It’s more important than ever to understand the ways in which hackers aim to exploit your business and extract money and financial data from it. Their tactics are diversifying and becoming more convincing, especially as more employees are working from home, which only increases the risk of successful hack attempts.
To stay on top of the threat posed by hackers and ensure you and your business don’t fall victim to these scams, you first need to understand the tactics that can be used to hurt your business.
Learn about these 3 rapidly increasing hacking tactics that scammers use and how to protect yourself:
1. Sending Phishing Emails
Phishing emails are more common than ever before, and although they’re very simple, they can also be very effective when it comes to scamming unsuspecting company employees. It’s important to be careful and to think about how your business might prevent this problem through the actions it takes.
The risk is greater now because so much of the modern workforce is working from home. Since phishing attacks capitalize on human error and many employees are using less secure personal devices rather than company ones, phishing has become an even bigger threat. It’s important to educate your staff on what a phishing email looks like and how to avoid them.
The telltale signs of a phishing email include encouraging haste. Hackers want to scare and rush the recipient into taking foolish actions such as giving them personal information such as passwords or credit card info. They will usually suggest that there’s been suspicious activity on an account before encouraging you to follow a link and log in, then stealing your details.
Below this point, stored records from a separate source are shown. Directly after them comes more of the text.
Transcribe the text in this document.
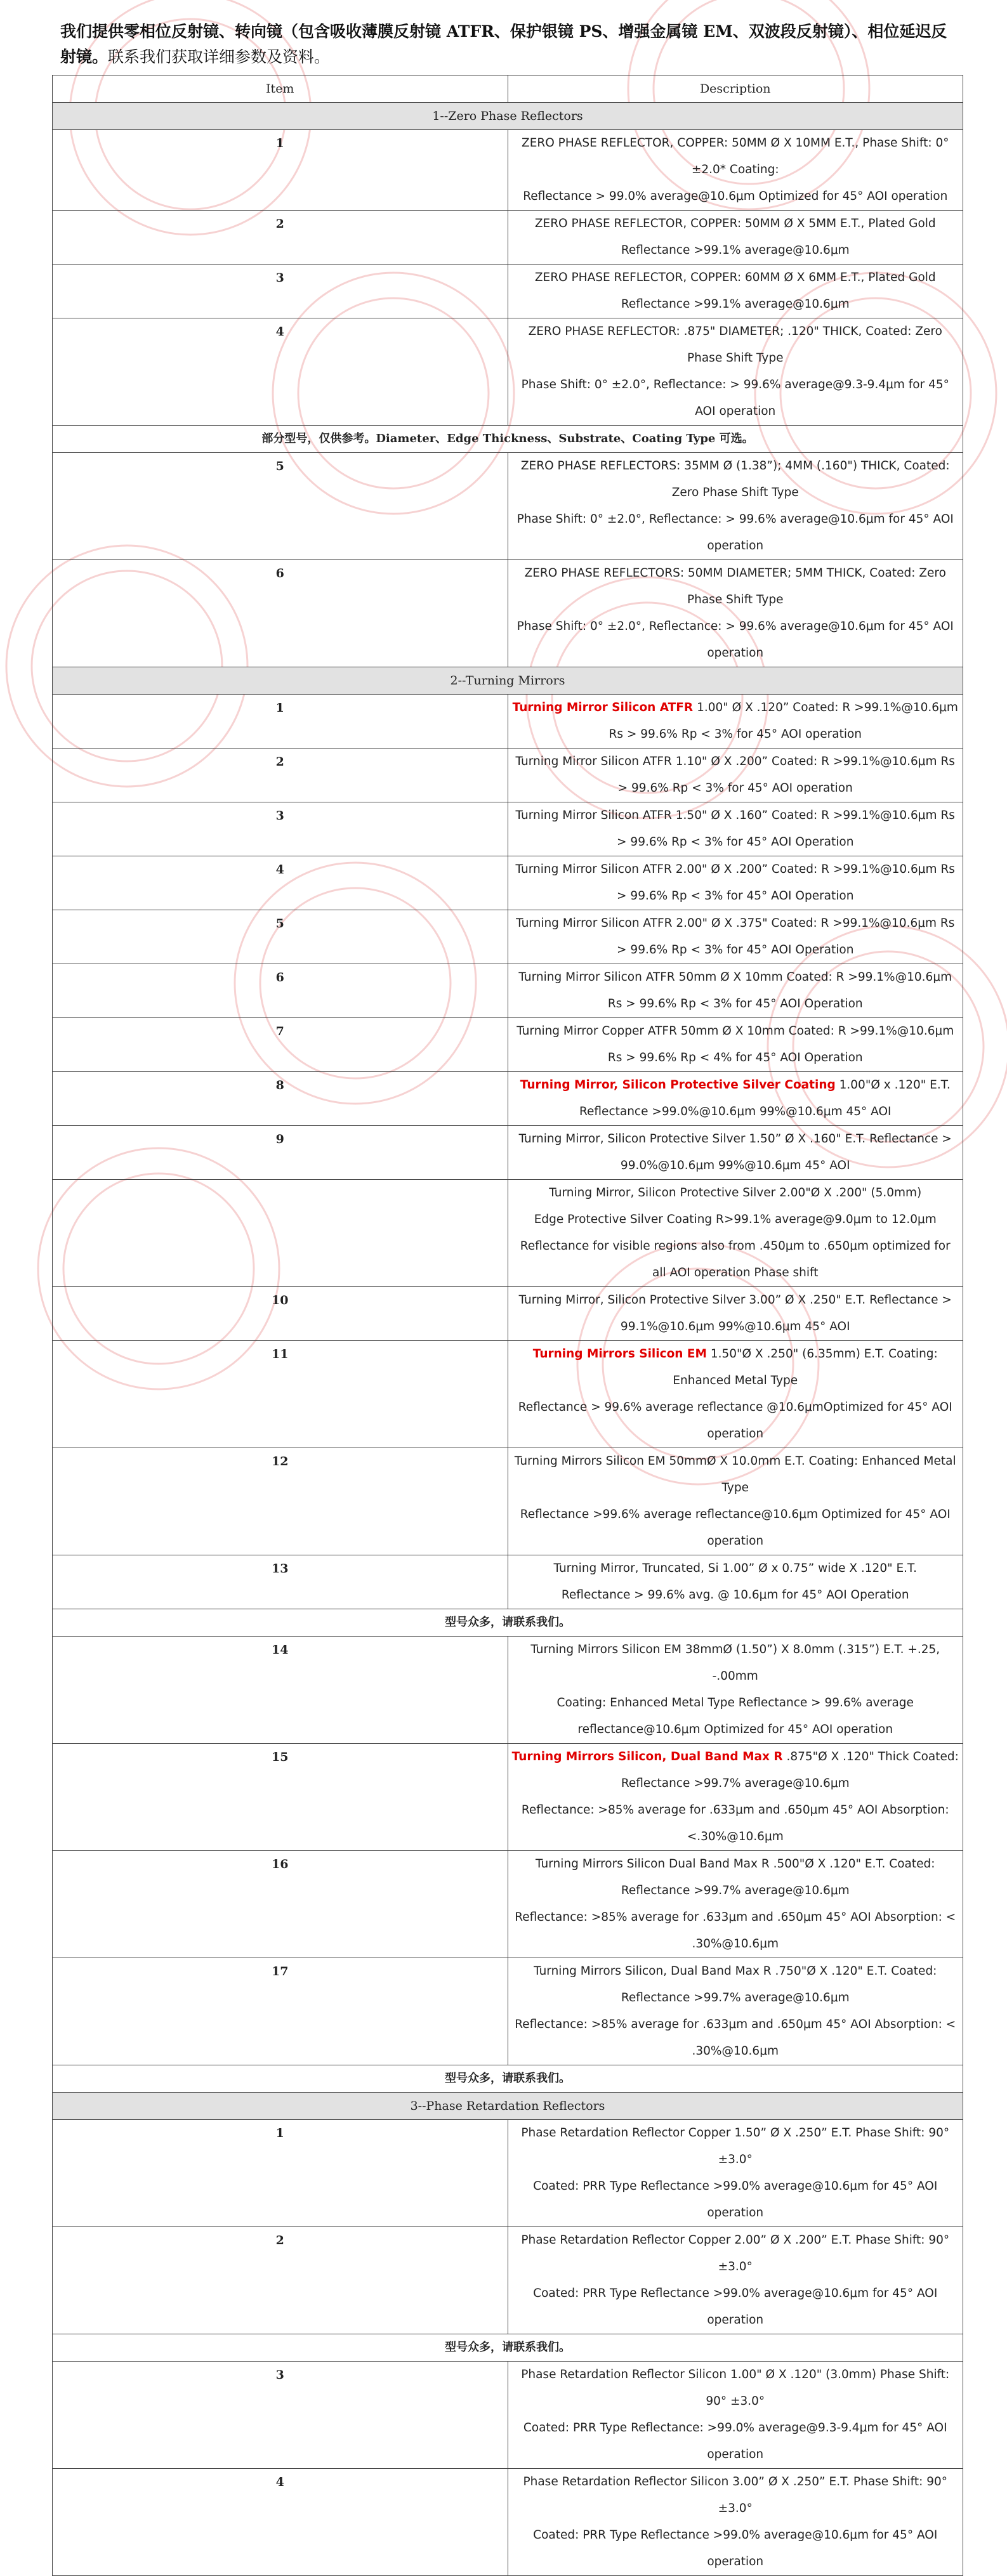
我们提供零相位反射镜、转向镜（包含吸收薄膜反射镜 ATFR、保护银镜 PS、增强金属镜 EM、双波段反射镜）、相位延迟反射镜。联系我们获取详细参数及资料。
Item	Description
1--Zero Phase Reflectors	
1	ZERO PHASE REFLECTOR, COPPER: 50MM Ø X 10MM E.T., Phase Shift: 0° ±2.0* Coating:
Reflectance > 99.0% average@10.6μm Optimized for 45° AOI operation

2	ZERO PHASE REFLECTOR, COPPER: 50MM Ø X 5MM E.T., Plated Gold Reflectance >99.1% average@10.6μm

3	ZERO PHASE REFLECTOR, COPPER: 60MM Ø X 6MM E.T., Plated Gold Reflectance >99.1% average@10.6μm

4	ZERO PHASE REFLECTOR: .875" DIAMETER; .120" THICK, Coated: Zero Phase Shift Type
Phase Shift: 0° ±2.0°, Reflectance: > 99.6% average@9.3-9.4μm for 45° AOI operation

部分型号，仅供参考。Diameter、Edge Thickness、Substrate、Coating Type 可选。	
5	ZERO PHASE REFLECTORS: 35MM Ø (1.38”); 4MM (.160") THICK, Coated: Zero Phase Shift Type
Phase Shift: 0° ±2.0°, Reflectance: > 99.6% average@10.6μm for 45° AOI operation

6	ZERO PHASE REFLECTORS: 50MM DIAMETER; 5MM THICK, Coated: Zero Phase Shift Type
Phase Shift: 0° ±2.0°, Reflectance: > 99.6% average@10.6μm for 45° AOI operation

2--Turning Mirrors	
1	Turning Mirror Silicon ATFR 1.00" Ø X .120” Coated: R >99.1%@10.6μm Rs > 99.6% Rp < 3% for 45° AOI operation

2	Turning Mirror Silicon ATFR 1.10" Ø X .200” Coated: R >99.1%@10.6μm Rs > 99.6% Rp < 3% for 45° AOI operation

3	Turning Mirror Silicon ATFR 1.50" Ø X .160” Coated: R >99.1%@10.6μm Rs > 99.6% Rp < 3% for 45° AOI Operation

4	Turning Mirror Silicon ATFR 2.00" Ø X .200” Coated: R >99.1%@10.6μm Rs > 99.6% Rp < 3% for 45° AOI Operation

5	Turning Mirror Silicon ATFR 2.00" Ø X .375" Coated: R >99.1%@10.6μm Rs > 99.6% Rp < 3% for 45° AOI Operation

6	Turning Mirror Silicon ATFR 50mm Ø X 10mm Coated: R >99.1%@10.6μm Rs > 99.6% Rp < 3% for 45° AOI Operation

7	Turning Mirror Copper ATFR 50mm Ø X 10mm Coated: R >99.1%@10.6μm Rs > 99.6% Rp < 4% for 45° AOI Operation

8	Turning Mirror, Silicon Protective Silver Coating 1.00"Ø x .120" E.T. Reflectance >99.0%@10.6μm 99%@10.6μm 45° AOI

9	Turning Mirror, Silicon Protective Silver 1.50” Ø X .160" E.T. Reflectance > 99.0%@10.6μm 99%@10.6μm 45° AOI

	Turning Mirror, Silicon Protective Silver 2.00"Ø X .200" (5.0mm)
Edge Protective Silver Coating R>99.1% average@9.0μm to 12.0μm
Reflectance for visible regions also from .450μm to .650μm optimized for all AOI operation Phase shift

10	Turning Mirror, Silicon Protective Silver 3.00” Ø X .250" E.T. Reflectance > 99.1%@10.6μm 99%@10.6μm 45° AOI

11	Turning Mirrors Silicon EM 1.50"Ø X .250" (6.35mm) E.T. Coating: Enhanced Metal Type
Reflectance > 99.6% average reflectance @10.6μmOptimized for 45° AOI operation

12	Turning Mirrors Silicon EM 50mmØ X 10.0mm E.T. Coating: Enhanced Metal Type
Reflectance >99.6% average reflectance@10.6μm Optimized for 45° AOI operation

13	Turning Mirror, Truncated, Si 1.00” Ø x 0.75” wide X .120" E.T.
Reflectance > 99.6% avg. @ 10.6μm for 45° AOI Operation

型号众多，请联系我们。	
14	Turning Mirrors Silicon EM 38mmØ (1.50”) X 8.0mm (.315”) E.T. +.25, -.00mm
Coating: Enhanced Metal Type Reflectance > 99.6% average reflectance@10.6μm Optimized for 45° AOI operation

15	Turning Mirrors Silicon, Dual Band Max R .875"Ø X .120" Thick Coated: Reflectance >99.7% average@10.6μm
Reflectance: >85% average for .633μm and .650μm 45° AOI Absorption: <.30%@10.6μm

16	Turning Mirrors Silicon Dual Band Max R .500"Ø X .120" E.T. Coated: Reflectance >99.7% average@10.6μm
Reflectance: >85% average for .633μm and .650μm 45° AOI Absorption: < .30%@10.6μm

17	Turning Mirrors Silicon, Dual Band Max R .750"Ø X .120" E.T. Coated: Reflectance >99.7% average@10.6μm
Reflectance: >85% average for .633μm and .650μm 45° AOI Absorption: < .30%@10.6μm

型号众多，请联系我们。	
3--Phase Retardation Reflectors	
1	Phase Retardation Reflector Copper 1.50” Ø X .250” E.T. Phase Shift: 90° ±3.0°
Coated: PRR Type Reflectance >99.0% average@10.6μm for 45° AOI operation

2	Phase Retardation Reflector Copper 2.00” Ø X .200” E.T. Phase Shift: 90° ±3.0°
Coated: PRR Type Reflectance >99.0% average@10.6μm for 45° AOI operation

型号众多，请联系我们。	
3	Phase Retardation Reflector Silicon 1.00" Ø X .120" (3.0mm) Phase Shift: 90° ±3.0°
Coated: PRR Type Reflectance: >99.0% average@9.3-9.4μm for 45° AOI operation

4	Phase Retardation Reflector Silicon 3.00” Ø X .250” E.T. Phase Shift: 90° ±3.0°
Coated: PRR Type Reflectance >99.0% average@10.6μm for 45° AOI operation
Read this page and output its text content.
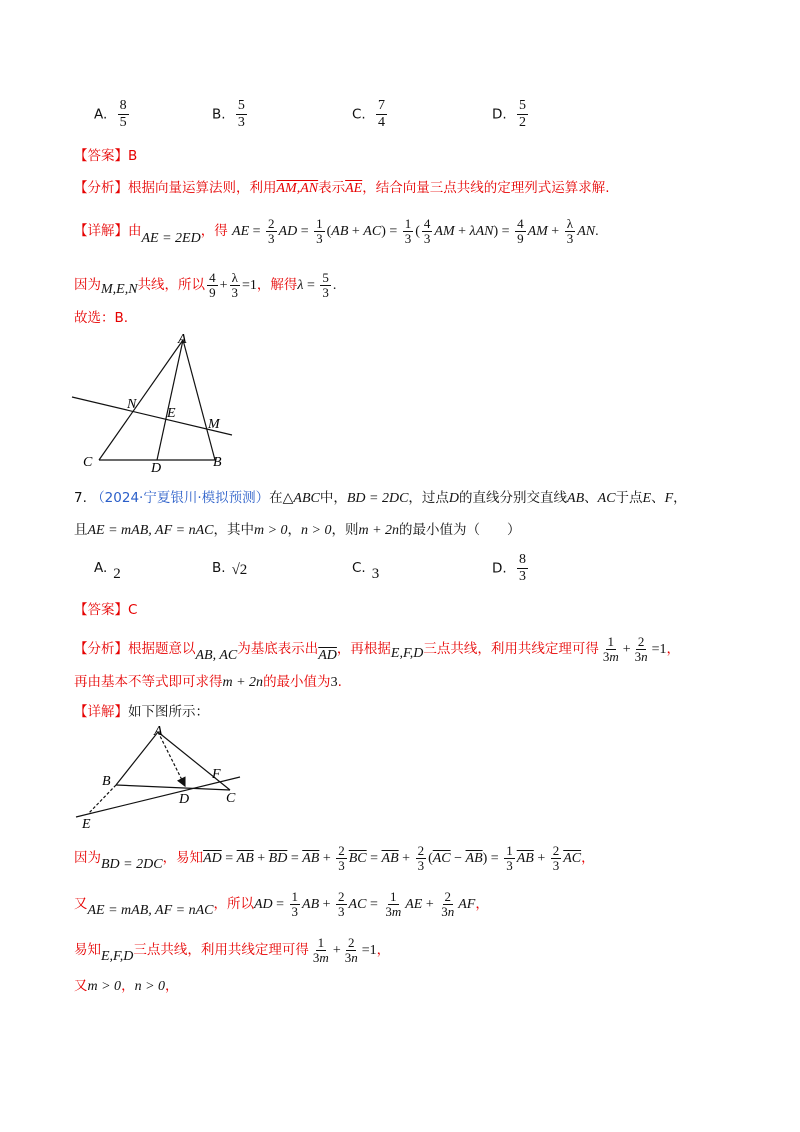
A. $\frac{8}{5}$	B. $\frac{5}{3}$	C. $\frac{7}{4}$	D. $\frac{5}{2}$
【答案】B
【分析】根据向量运算法则，利用AM,AN表示$\overline{AE}$，结合向量三点共线的定理列式运算求解.
【详解】由AE = 2ED，得 AE = $\frac{2}{3}$ AD = $\frac{1}{3} (AB + AC) = \frac{1}{3}$ ( $\frac{4}{3}$ AM + $\lambda AN) = \frac{4}{9}$ AM + $\frac{\lambda}{3}$ AN.
因为M,E,N共线，所以 $\frac{4}{9} + \frac{\lambda}{3} =1$，解得$\lambda = \frac{5}{3}$ .
故选：B.
A
N
E
M
C	D	B
7. （2024·宁夏银川·模拟预测）在△ABC中，BD = 2DC，过点D的直线分别交直线AB、AC于点E、F，
且AE = mAB, AF = nAC，其中m > 0，n > 0，则m + 2n的最小值为（　　）
A. 2	B. √2	C. 3	D. $\frac{8}{3}$
【答案】C
【分析】根据题意以AB, AC为基底表示出$\overline{AD}$，再根据E,F,D三点共线，利用共线定理可得 $\frac{1}{3m} + \frac{2}{3n} =1$，
再由基本不等式即可求得m + 2n的最小值为3.
【详解】如下图所示：
A
B	F
D	C
E
因为BD = 2DC，易知$\overline{AD} = \overline{AB} + \overline{BD} = \overline{AB} + \frac{2}{3} \overline{BC} = \overline{AB} + \frac{2}{3} (\overline{AC} - \overline{AB}) = \frac{1}{3} \overline{AB} + \frac{2}{3} \overline{AC}$，
又AE = mAB, AF = nAC，所以AD = $\frac{1}{3}$ AB + $\frac{2}{3}$ AC = $\frac{1}{3m}$ AE + $\frac{2}{3n}$ AF，
易知E,F,D三点共线，利用共线定理可得 $\frac{1}{3m} + \frac{2}{3n} =1$，
又m > 0，n > 0，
Other signs may be that the email comes from a strange sender address that you don’t recognize, the sender is posing as a co-worker or boss, there are suspicious links or attachments involved, or the email includes poor grammar and spelling mistakes.
2. Infiltrating Weak Remote Networks
There’s no getting away from it; weak remote networks are always going to be targeted by hackers and cyber criminals.
Luckily, there are many things you can do to secure your remote networks and prevent them being targeted by cunning criminals. The very first thing you should do is start using a VPN if you’re not doing so already. According to bestvpncanada.ca, this will encrypt data being sent to and from onsite servers and ensure only authorized users can access your valuable information.
The cloud also offers security features that make data transfer safer as well, so for those who don’t rely on in-house servers normally, cloud solutions are a great option. Cloud computing offers a range of advantages that your business can benefit from, including cost savings and scalability.
Another way to prevent and deter hackers, as well as improve your overall network security, is to get help from a reputable cybersecurity consultant. They’ll be able to ensure you’re taking the right steps and not making potentially damaging errors that encourage hackers to target you.
3. Exploiting Zero-Day Vulnerabilities
Zero-day vulnerabilities are newly discovered vulnerabilities in networks and software. They’re dangerous to businesses because their newness means that hackers can target them or maybe already be targeting them before a patch is available. That patch needs to arrive fast to avert a major hacking incident.
Hackers will always want to find and exploit these kinds of vulnerabilities, and it’s vital that businesses respond by finding them first and fixing them quickly. It’s important to get 24/7 system monitoring, which will ensure that when a vulnerability is discovered, it can be addressed and patched immediately.
Without that fast action, your business will be getting targeted by criminals. When there’s a vulnerability in your system, it all comes down to who finds it first. And from your point of view, it’s essential that the people who find it first are on your side and willing to fix it.
Now that you understand these 3 types of hacks, how they work, and how you can avoid them, you’ll be in a much better position to keep yourself and your business safe.